Dr. Nader and his team tracked 1,000 children born in 1991 at 10 locations across the country. They measured the kids’ height and weight at several points in their early years. Then they monitored each child’s activity for one week—at ages 9, 11, 12 and 15, using an electronic device to measure everything from moderate walking to vigorous athletic pursuits.

Overall, boys tended to move around a bit more than girls. At ages 9 and 11, almost all of the children in the study were moving at the government-recommended level of an hour a day. By age 15, however, only 31 percent of the kids met that guideline during the week and just 17 percent on the weekend.

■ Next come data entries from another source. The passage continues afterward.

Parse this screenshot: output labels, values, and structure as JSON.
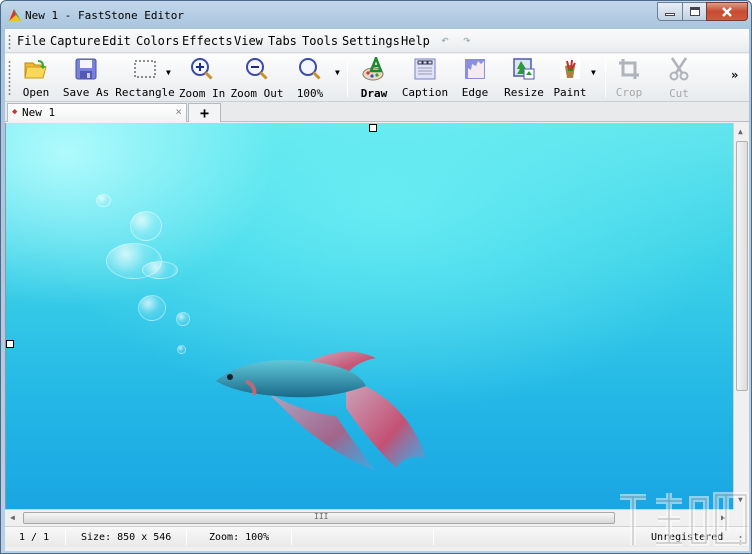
{
  "window": {
    "title": "New 1 - FastStone Editor",
    "controls": {
      "minimize": "minimize",
      "maximize": "maximize",
      "close": "close"
    }
  },
  "menubar": {
    "items": [
      "File",
      "Capture",
      "Edit",
      "Colors",
      "Effects",
      "View",
      "Tabs",
      "Tools",
      "Settings",
      "Help"
    ],
    "undo_icon": "undo-icon",
    "redo_icon": "redo-icon"
  },
  "toolbar": {
    "buttons": [
      {
        "label": "Open",
        "icon": "open-folder-icon",
        "enabled": true
      },
      {
        "label": "Save As",
        "icon": "floppy-disk-icon",
        "enabled": true
      },
      {
        "label": "Rectangle",
        "icon": "rectangle-select-icon",
        "enabled": true,
        "has_dropdown": true
      },
      {
        "label": "Zoom In",
        "icon": "zoom-in-icon",
        "enabled": true
      },
      {
        "label": "Zoom Out",
        "icon": "zoom-out-icon",
        "enabled": true
      },
      {
        "label": "100%",
        "icon": "zoom-actual-icon",
        "enabled": true,
        "has_dropdown": true
      },
      {
        "label": "Draw",
        "icon": "draw-palette-icon",
        "enabled": true,
        "bold": true
      },
      {
        "label": "Caption",
        "icon": "caption-icon",
        "enabled": true
      },
      {
        "label": "Edge",
        "icon": "edge-icon",
        "enabled": true
      },
      {
        "label": "Resize",
        "icon": "resize-icon",
        "enabled": true
      },
      {
        "label": "Paint",
        "icon": "paint-icon",
        "enabled": true,
        "has_dropdown": true
      },
      {
        "label": "Crop",
        "icon": "crop-icon",
        "enabled": false
      },
      {
        "label": "Cut",
        "icon": "scissors-icon",
        "enabled": false
      }
    ],
    "overflow": "»"
  },
  "tabs": {
    "items": [
      {
        "label": "New 1",
        "active": true
      }
    ],
    "close_glyph": "×",
    "add_glyph": "+"
  },
  "status": {
    "page": "1 / 1",
    "size": "Size: 850 x 546",
    "zoom": "Zoom: 100%",
    "registration": "Unregistered"
  },
  "scrollbar": {
    "grip": "III"
  },
  "colors": {
    "accent_close": "#c74a32",
    "canvas_top": "#62e6ee",
    "canvas_bottom": "#1aa6e2"
  }
}
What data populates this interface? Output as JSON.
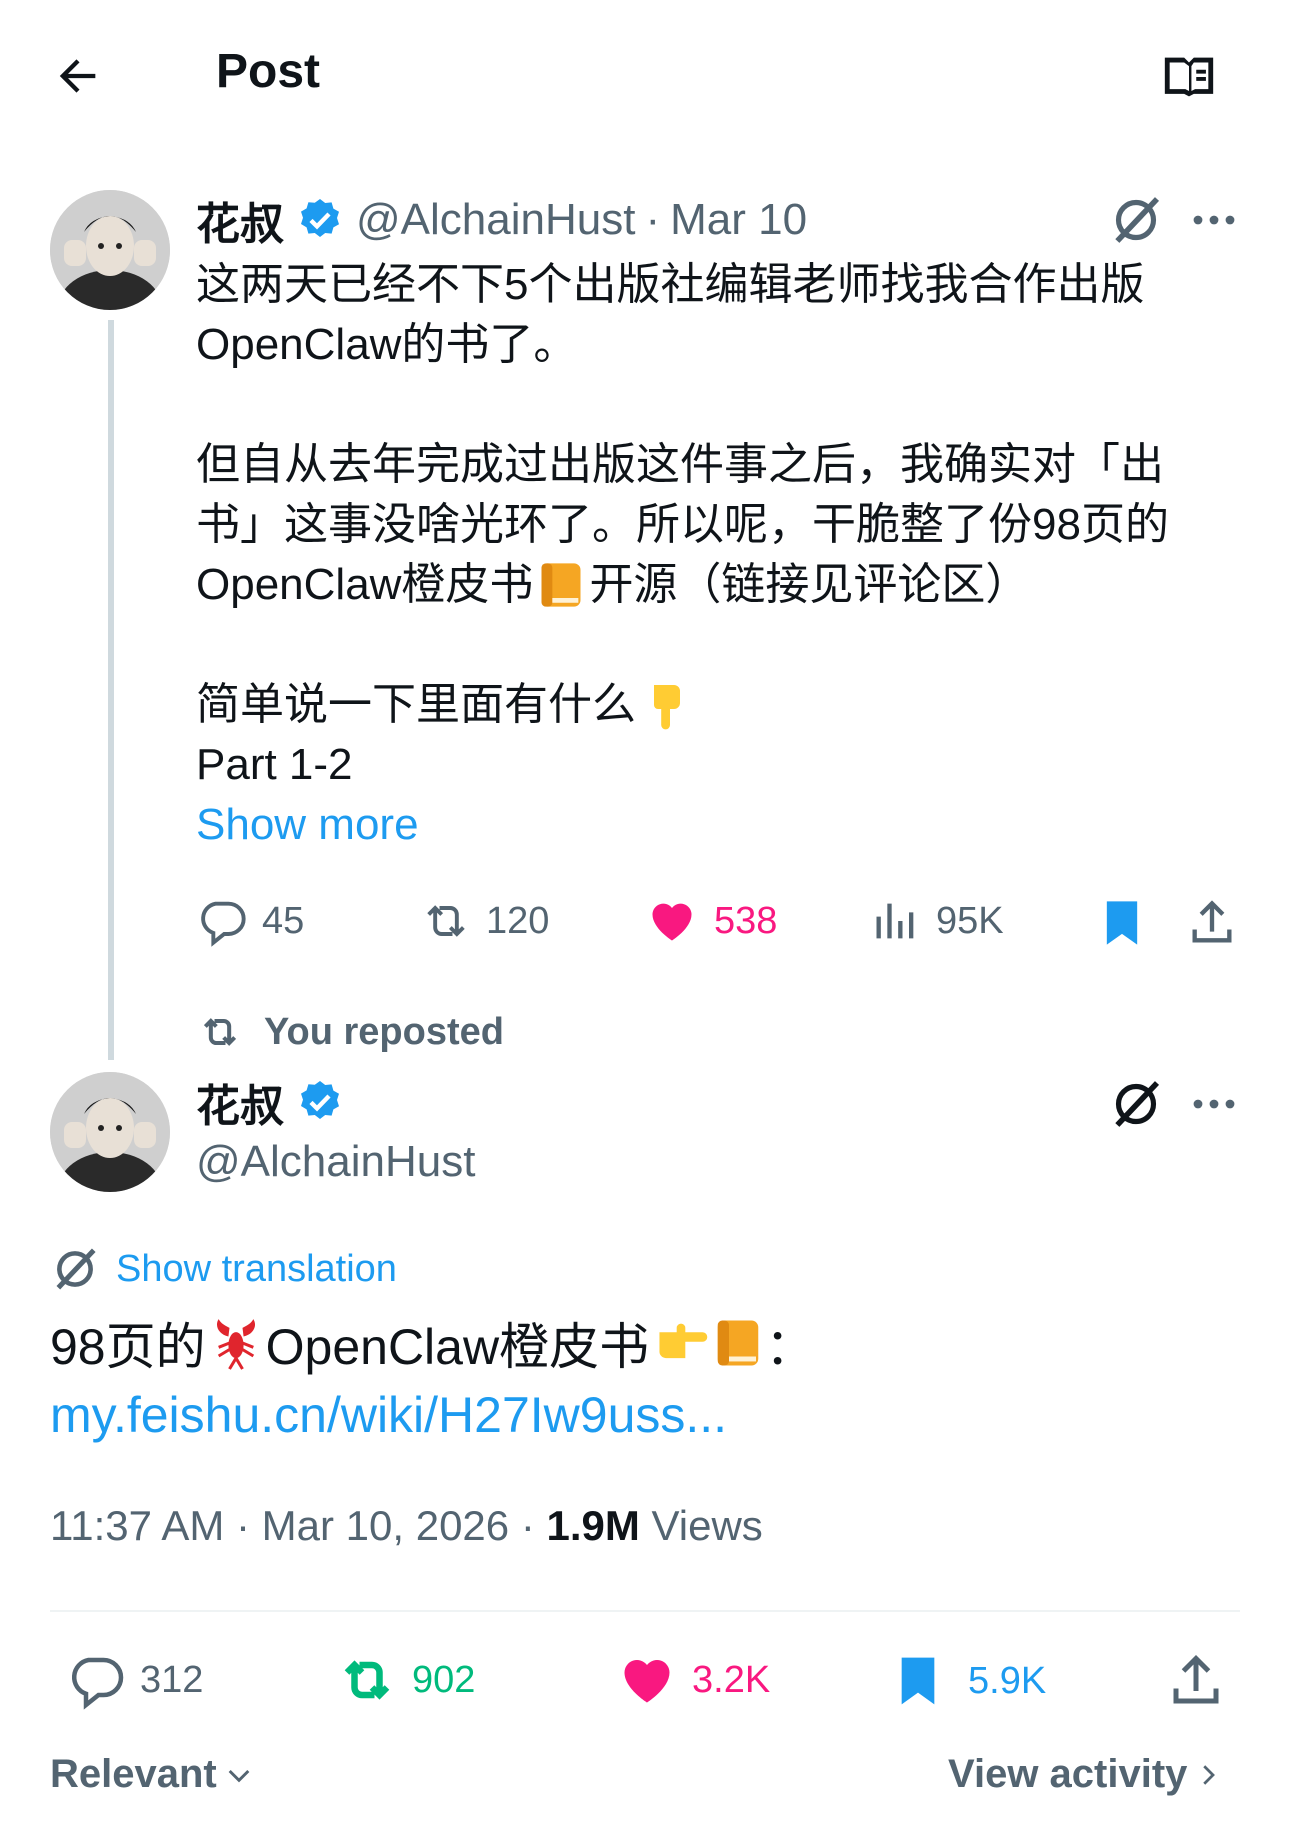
{
  "header": {
    "title": "Post",
    "back_icon": "arrow-left-icon",
    "reader_icon": "open-book-icon"
  },
  "quoted_post": {
    "display_name": "花叔",
    "handle": "@AlchainHust",
    "date": "Mar 10",
    "lines": [
      "这两天已经不下5个出版社编辑老师找我合作出版",
      "OpenClaw的书了。",
      "但自从去年完成过出版这件事之后，我确实对「出",
      "书」这事没啥光环了。所以呢，干脆整了份98页的",
      "OpenClaw橙皮书",
      "开源（链接见评论区）",
      "简单说一下里面有什么",
      "Part 1-2"
    ],
    "show_more": "Show more",
    "stats": {
      "replies": "45",
      "reposts": "120",
      "likes": "538",
      "views": "95K"
    }
  },
  "repost_banner": "You reposted",
  "main_post": {
    "display_name": "花叔",
    "handle": "@AlchainHust",
    "show_translation": "Show translation",
    "text_prefix": "98页的",
    "text_middle": "OpenClaw橙皮书",
    "text_suffix": "：",
    "link": "my.feishu.cn/wiki/H27Iw9uss...",
    "time": "11:37 AM · Mar 10, 2026 · ",
    "views_count": "1.9M",
    "views_label": " Views",
    "stats": {
      "replies": "312",
      "reposts": "902",
      "likes": "3.2K",
      "bookmarks": "5.9K"
    }
  },
  "footer": {
    "sort_label": "Relevant",
    "view_activity": "View activity"
  },
  "colors": {
    "accent": "#1d9bf0",
    "like": "#f91880",
    "repost": "#00ba7c",
    "muted": "#536471"
  }
}
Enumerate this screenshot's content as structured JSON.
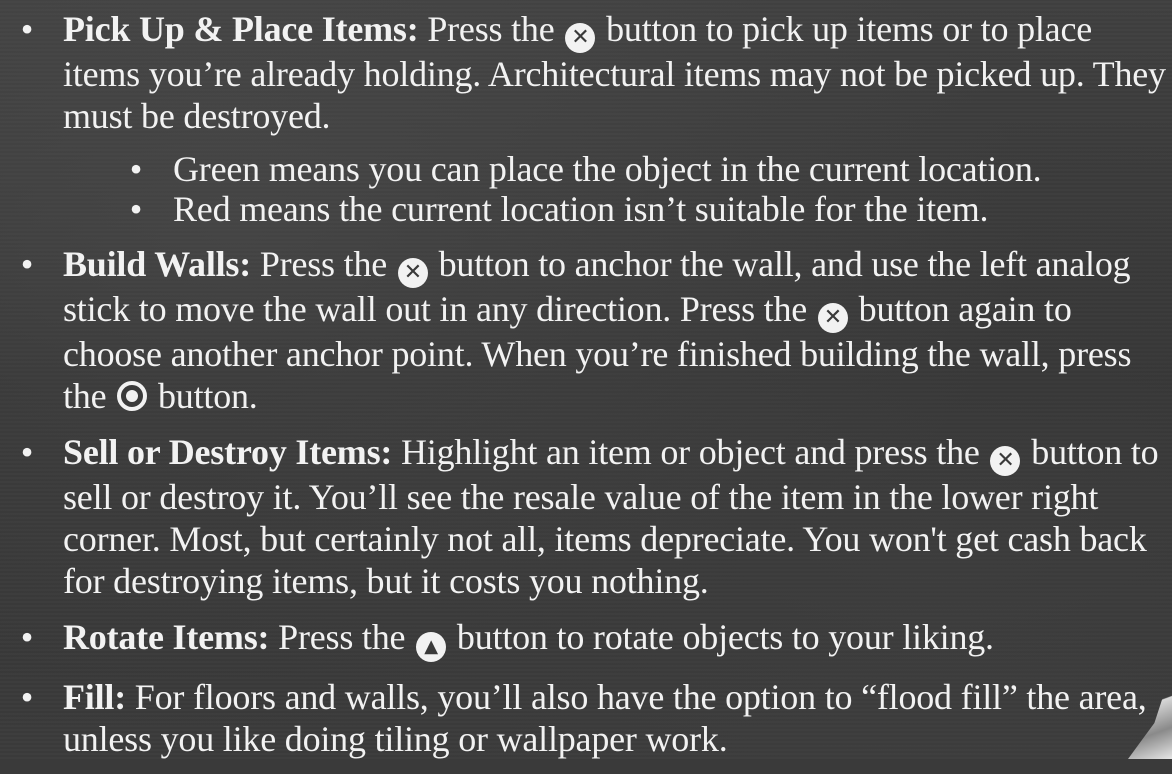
{
  "items": [
    {
      "label": "Pick Up & Place Items:",
      "before": " Press the ",
      "icon": "cross-button-icon",
      "after": " button to pick up items or to place items you’re already holding. Architectural items may not be picked up. They must be destroyed.",
      "subitems": [
        "Green means you can place the object in the current location.",
        "Red means the current location isn’t suitable for the item."
      ]
    },
    {
      "label": "Build Walls:",
      "before": " Press the ",
      "icon": "cross-button-icon",
      "middle": " button to anchor the wall, and use the left analog stick  to move the wall out in any direction. Press the ",
      "icon2": "cross-button-icon",
      "middle2": " button again to choose another anchor point. When you’re finished building the wall, press the ",
      "icon3": "circle-button-icon",
      "after": " button."
    },
    {
      "label": "Sell or Destroy Items:",
      "before": " Highlight an item or object and press the ",
      "icon": "cross-button-icon",
      "after": " button to sell or destroy it. You’ll see the resale value of the item in the lower right corner. Most, but certainly not all, items depreciate. You won't get cash back for destroying items, but it costs you nothing."
    },
    {
      "label": "Rotate Items:",
      "before": " Press the ",
      "icon": "triangle-button-icon",
      "after": " button to rotate objects to your liking."
    },
    {
      "label": "Fill:",
      "text": " For floors and walls, you’ll also have the option to “flood fill” the area, unless you like doing tiling or wallpaper work."
    }
  ],
  "colors": {
    "background": "#3a3a3a",
    "text": "#f2f2f2"
  }
}
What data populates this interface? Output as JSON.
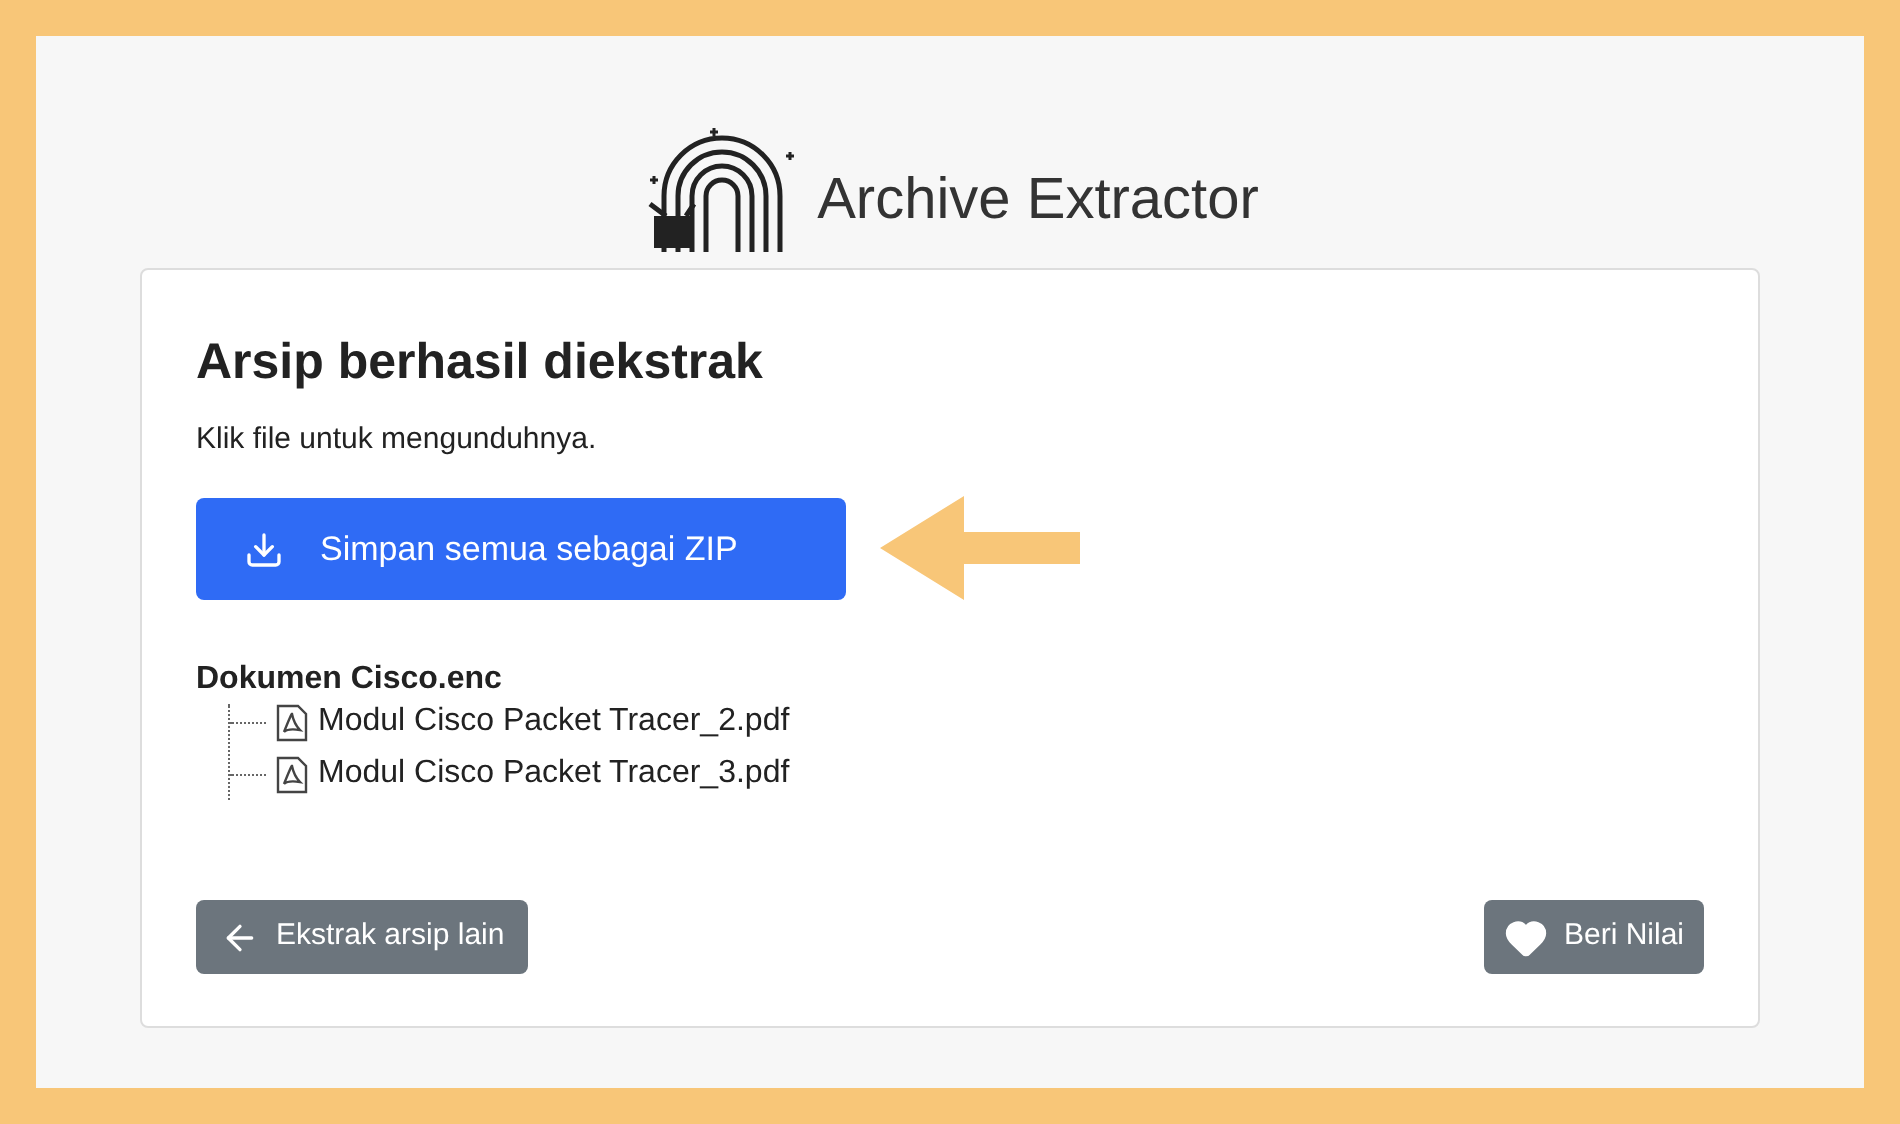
{
  "header": {
    "title": "Archive Extractor"
  },
  "card": {
    "heading": "Arsip berhasil diekstrak",
    "hint": "Klik file untuk mengunduhnya.",
    "download_button": "Simpan semua sebagai ZIP",
    "archive": {
      "name": "Dokumen Cisco.enc",
      "children": [
        {
          "name": "Modul Cisco Packet Tracer_2.pdf"
        },
        {
          "name": "Modul Cisco Packet Tracer_3.pdf"
        }
      ]
    },
    "back_button": "Ekstrak arsip lain",
    "rate_button": "Beri Nilai"
  }
}
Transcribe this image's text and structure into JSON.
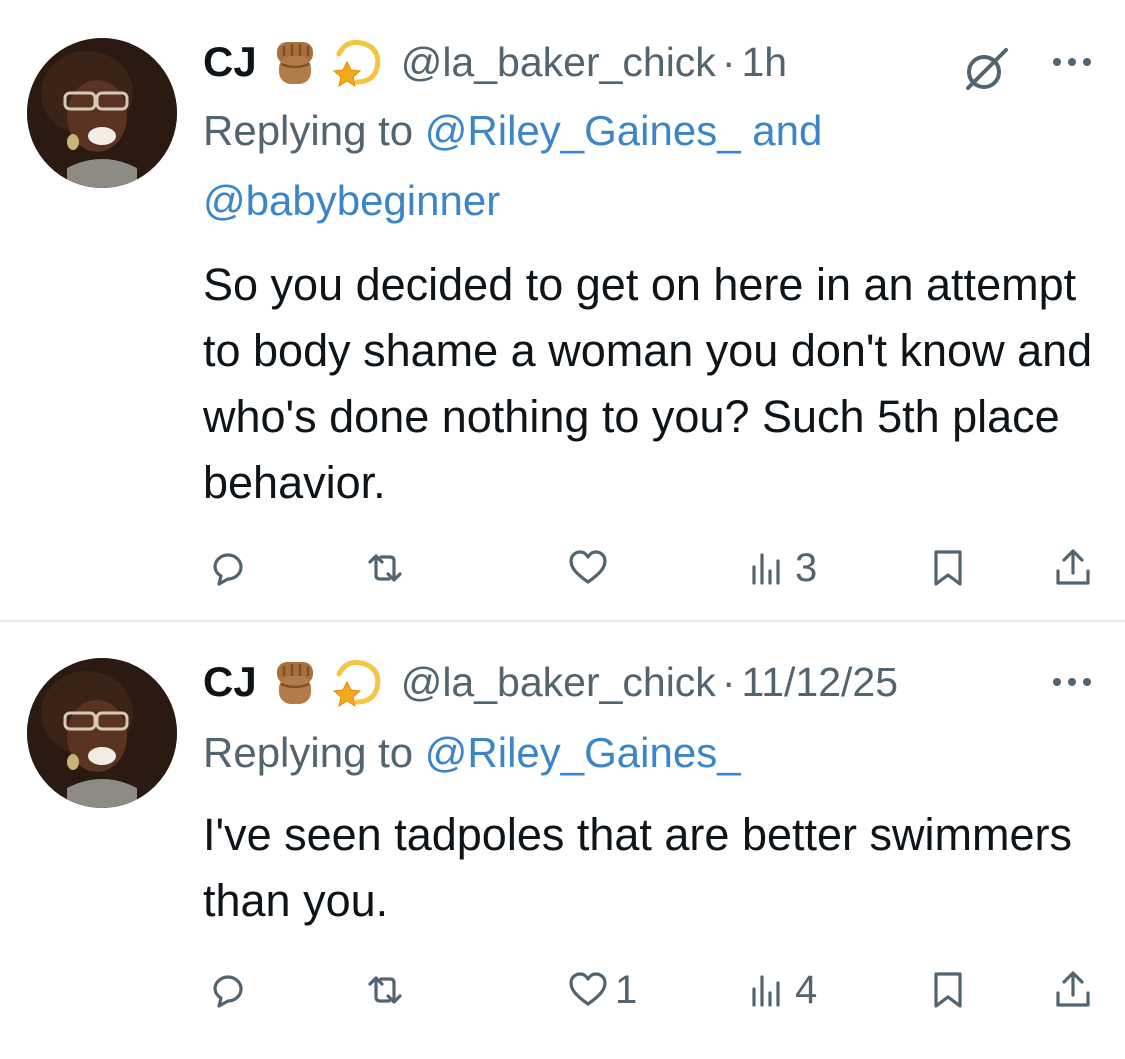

As kids get older, they find fewer opportunities to be active, and 13-year-olds are particularly prone to slowing down. Though the kids in the study were not measured at 13, mathematical modeling showed it was the point at which daily weekend activity for boys and girls alike dropped below 60 minutes.

Older kids spend more time playing video games or watching TV with their friends, says James A. Griffin of the NIH’s Child Development and Behavior Branch of the Center for Research for Mothers and Children.

The researchers also pointed out that schools tend to curtail physical activity as children get older. Recess stops and many schools have dropped physical education as well. Sports also tend to become more exclusive, with only the better athletes continuing to compete.

The period of this study, which began in 1991, coincides with the national “epidemic” of childhood obesity. The message to parents is to be aware of this research—and to find ways to help their children get involved in physical activities as they get older.